Thursday, January 15, 2015

Reason #1 Why You Should Come To Handworks 2015


After working for the better part of the last two months on my own case for sharp tools, I have a completely different view of Studley's chest. The man was an animal. I don't mean a lion, or a tiger, or even a Tasmanian devil of woodworking. He was a mythological woodworking beast. If Studley was Greek, and ancient, he would be Daedalus, or a Cockatrice. Or both. A god of skillful craftsmanship that can kill you with a look.

I saw Studley's chest and bench. And I lived.

As I worked the lid of my case for sharp tools, I tasted, albeit briefly, of Studley's obsession with perfection, both in design and execution. Although not built in the same style, or using the same materials, I constantly was called back to the gothic arches, the flawlessly inlaid pearl, the crisp fair chamfers, the silver retaining levers, the subtle fluting of ebony spheres. And I realized that no one, to my knowledge, has reached the level of Studley's tool chest in over a century since Studley's passing. If you're out there, and have somehow completely squashed your ego, let us know. Both about your work, and your incredible self-control.

I've made difficult projects before. Three-dimensional stuff with inlay, incredibly fine fretwork in bone and ivory, geometric parquetry, chicken ala king. But something about this chest lid gave me a new found respect and admiration for Studley. His chest isn't simply an incredible piece of woodworking. Its a look into the human mind. A glimpse of the creative energy that has its origins in something beyond this world, beyond science, beyond a lump of fat between our ears, beyond our capacity for explanation.

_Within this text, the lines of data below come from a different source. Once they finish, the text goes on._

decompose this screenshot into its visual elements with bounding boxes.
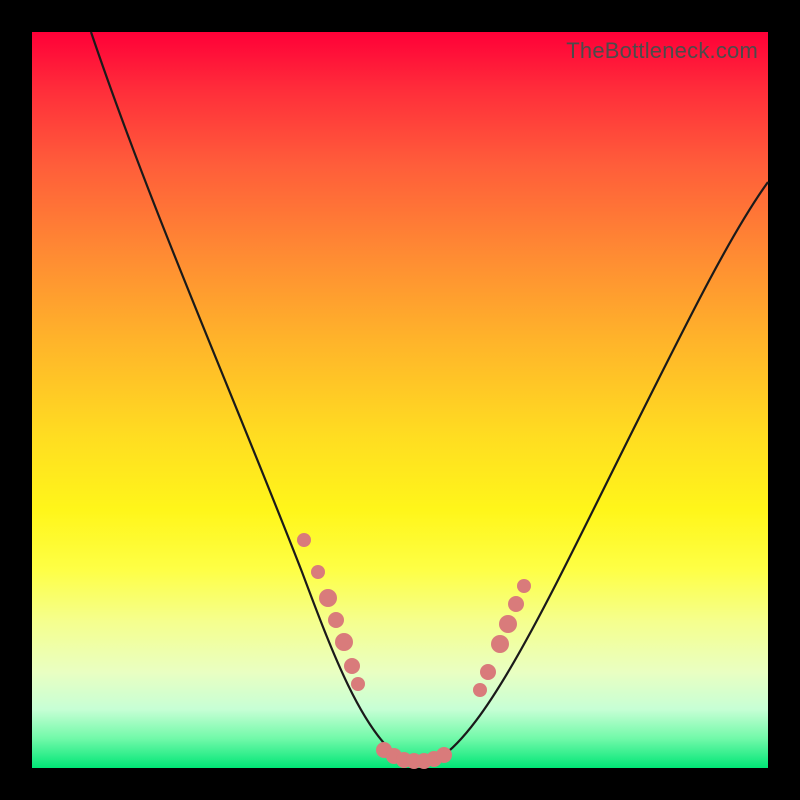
bottleneck-curve (91, 32, 768, 763)
marker-dot (499, 615, 517, 633)
marker-dot (328, 612, 344, 628)
marker-dot (319, 589, 337, 607)
marker-dot (335, 633, 353, 651)
plot-area: TheBottleneck.com (32, 32, 768, 768)
curve-svg (32, 32, 768, 768)
marker-dot (351, 677, 365, 691)
chart-frame: TheBottleneck.com (0, 0, 800, 800)
marker-dot (480, 664, 496, 680)
marker-dot (517, 579, 531, 593)
marker-dot (311, 565, 325, 579)
marker-dot (344, 658, 360, 674)
marker-dot (473, 683, 487, 697)
marker-dot (436, 747, 452, 763)
marker-dot (508, 596, 524, 612)
marker-dot (491, 635, 509, 653)
marker-dot (297, 533, 311, 547)
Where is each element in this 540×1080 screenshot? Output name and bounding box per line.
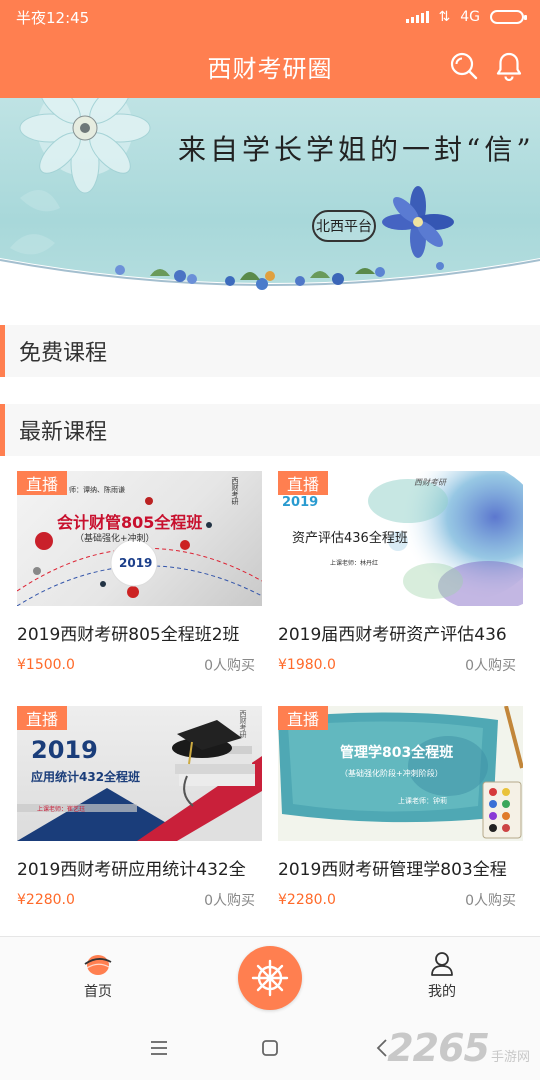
app-header: 西财考研圈 [0,34,540,98]
battery-icon [490,10,527,24]
spacer [0,303,540,325]
thumb-logo: 西财考研 [239,710,247,738]
page-title: 西财考研圈 [207,54,333,83]
thumb-year: 2019 [119,556,153,570]
thumb-subtitle: （基础强化+冲刺） [75,534,155,544]
course-title: 2019届西财考研资产评估436 [278,625,507,645]
watermark-number: 2265 [387,1026,490,1070]
thumb-teacher: 上课老师：钟莉 [398,797,447,805]
home-icon [84,955,112,975]
nav-mine-label: 我的 [428,984,456,1000]
promo-banner[interactable]: 来自学长学姐的一封“信” 北西平台 [0,98,540,303]
course-thumbnail: 师：谭纳、陈雨谦 西财考研 会计财管805全程班 （基础强化+冲刺） 2019 … [17,471,262,606]
back-icon[interactable] [376,1039,388,1057]
helm-icon [251,959,289,997]
course-grid: 师：谭纳、陈雨谦 西财考研 会计财管805全程班 （基础强化+冲刺） 2019 … [0,456,540,936]
section-accent-bar [0,325,5,377]
live-badge: 直播 [17,706,67,730]
section-title-free: 免费课程 [19,341,108,366]
thumb-title: 管理学803全程班 [340,745,454,761]
section-accent-bar [0,404,5,456]
search-icon[interactable] [448,50,480,82]
spacer [0,377,540,404]
network-type: 4G [460,9,480,25]
person-icon [431,952,453,976]
live-badge: 直播 [17,471,67,495]
thumb-year: 2019 [282,495,319,510]
course-title: 2019西财考研管理学803全程 [278,860,507,880]
section-title-latest: 最新课程 [19,420,108,445]
course-card[interactable]: 管理学803全程班 （基础强化阶段+冲刺阶段） 上课老师：钟莉 直播 2019西… [278,706,523,910]
course-card[interactable]: 师：谭纳、陈雨谦 西财考研 会计财管805全程班 （基础强化+冲刺） 2019 … [17,471,262,675]
center-action-button[interactable] [238,946,302,1010]
course-meta: ¥2280.0 0人购买 [17,890,255,910]
course-thumbnail: 西财考研 2019 资产评估436全程班 上课老师：林丹红 直播 [278,471,523,606]
course-price: ¥1500.0 [17,657,75,673]
course-buyers: 0人购买 [465,893,516,909]
status-bar: 半夜12:45 ⇅ 4G [0,0,540,34]
dual-signal-icon: ⇅ [438,9,451,25]
course-title: 2019西财考研805全程班2班 [17,625,240,645]
nav-home-label: 首页 [84,984,112,1000]
course-price: ¥2280.0 [17,892,75,908]
course-price: ¥2280.0 [278,892,336,908]
thumb-title: 应用统计432全程班 [31,770,141,784]
nav-mine[interactable]: 我的 [402,951,482,1001]
nav-home[interactable]: 首页 [58,951,138,1001]
course-buyers: 0人购买 [465,658,516,674]
course-buyers: 0人购买 [204,658,255,674]
course-thumbnail: 西财考研 2019 应用统计432全程班 上课老师：崔艺珏 直播 [17,706,262,841]
thumb-logo: 西财考研 [414,478,446,487]
course-thumbnail: 管理学803全程班 （基础强化阶段+冲刺阶段） 上课老师：钟莉 直播 [278,706,523,841]
thumb-teacher: 上课老师：崔艺珏 [37,806,86,813]
thumb-teacher: 上课老师：林丹红 [330,560,379,567]
app-screen: 半夜12:45 ⇅ 4G 西财考研圈 来自学长学姐的一封“信” 北西平台 免费课… [0,0,540,1080]
thumb-year: 2019 [31,736,98,764]
course-card[interactable]: 西财考研 2019 应用统计432全程班 上课老师：崔艺珏 直播 2019西财考… [17,706,262,910]
system-nav-bar: 2265 手游网 [0,1016,540,1080]
course-price: ¥1980.0 [278,657,336,673]
menu-icon[interactable] [150,1041,168,1055]
course-card[interactable]: 西财考研 2019 资产评估436全程班 上课老师：林丹红 直播 2019届西财… [278,471,523,675]
course-title: 2019西财考研应用统计432全 [17,860,246,880]
section-latest-courses[interactable]: 最新课程 [0,404,540,456]
watermark-logo: 2265 手游网 [387,1026,530,1070]
square-icon[interactable] [262,1040,278,1056]
banner-headline: 来自学长学姐的一封“信” [178,133,535,166]
signal-icon [405,11,429,23]
live-badge: 直播 [278,471,328,495]
bell-icon[interactable] [493,50,525,82]
thumb-teachers: 师：谭纳、陈雨谦 [69,486,125,494]
watermark-text: 手游网 [490,1050,530,1065]
thumb-subtitle: （基础强化阶段+冲刺阶段） [340,769,443,778]
status-time: 半夜12:45 [16,8,90,27]
course-meta: ¥1500.0 0人购买 [17,655,255,675]
section-free-courses[interactable]: 免费课程 [0,325,540,377]
course-meta: ¥2280.0 0人购买 [278,890,516,910]
thumb-title: 会计财管805全程班 [57,513,203,532]
status-indicators: ⇅ 4G [405,9,527,25]
banner-seal: 北西平台 [312,210,376,242]
thumb-title: 资产评估436全程班 [292,531,408,546]
course-meta: ¥1980.0 0人购买 [278,655,516,675]
course-buyers: 0人购买 [204,893,255,909]
thumb-logo: 西财考研 [231,477,239,505]
live-badge: 直播 [278,706,328,730]
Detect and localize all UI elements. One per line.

I realized that the Studley chest isn't about woodworking. It isn't about Henry Studley. It's not even about the tools. It's about us. People. About the incredible capabilities that lie deep within us, that we're only just slightly aware of. Studley's chest is a germ of creativity that sprouted into something that we can all participate in.

If you want to harvest a seed from Studley's garden, I suggest you do everything humanly possible to get yourself to Cedar Rapids on the weekend of May 16, where the Studley tool chest and workbench will be on display, likely for the last time in all our lives.


  1. Excellent post. The Studley chest is an inspiration to a lot of woodworkers. It motivates me to examine the level and quality of my own work. The dividers pictured in the post looks like the work of Seth Gould.?? He does pretty inccredisble work too.

  2. The most inspiring and thought provoking post I've had the pleasure to read in quite some time! Even better, I only just realized the almost cryptic, double meaning of the title. Here I thought you were just building "a case" in the legal sense, for having sharp tools, but lo and behold, the pictures are retreating and I can feast on the literal meaning of the title! Well done Jameel, as usual.

    1. I was obviously referring to your other posts that tie into this one. My mistake.

  3. Couldn't agree more, Jameel. The chest is a symbol for what we as a species are capable of.

  4. I believe everyone remembers where they were when they first saw the Studley tool box on the back of Fine Woodworking. And most of the time, whenever someone starts to talks about the "Tool Box" it begins with a story about the back cover of Fine Woodworking and the effect it had on them. And everyone's story is about the same, how they stopped whatever they were doing and focused on the picture and the box. Anyone, ANYONE who works with wood and their hands will be/was mesmerized by this picture, and usually their first thought will/would be WOW or a cuss word or two. And now years later, the "Box" still has the power to Wow people.
    I traveled to Iowa to see this tool chest in person. I had was something I just had to do. And all I could do was stare. And wonder. It was everything I thought it would be and more. The new pictures are way cool, but in 3D the box is alive and has a power onto itself. This box has so many unanswered questions. My wife who, likes to humor me, looked at it and say, "Wow, that's pretty cool, I'm glad I got to see it." Another person in the crowd said, "My son bought me my ticket, I didn't realize what a big deal it was gonna be." Yes, it is a big deal. Studley set a bar, he set it very high, and even now after all these years, he's saying to all of us, "This is what I can do, what can you do?"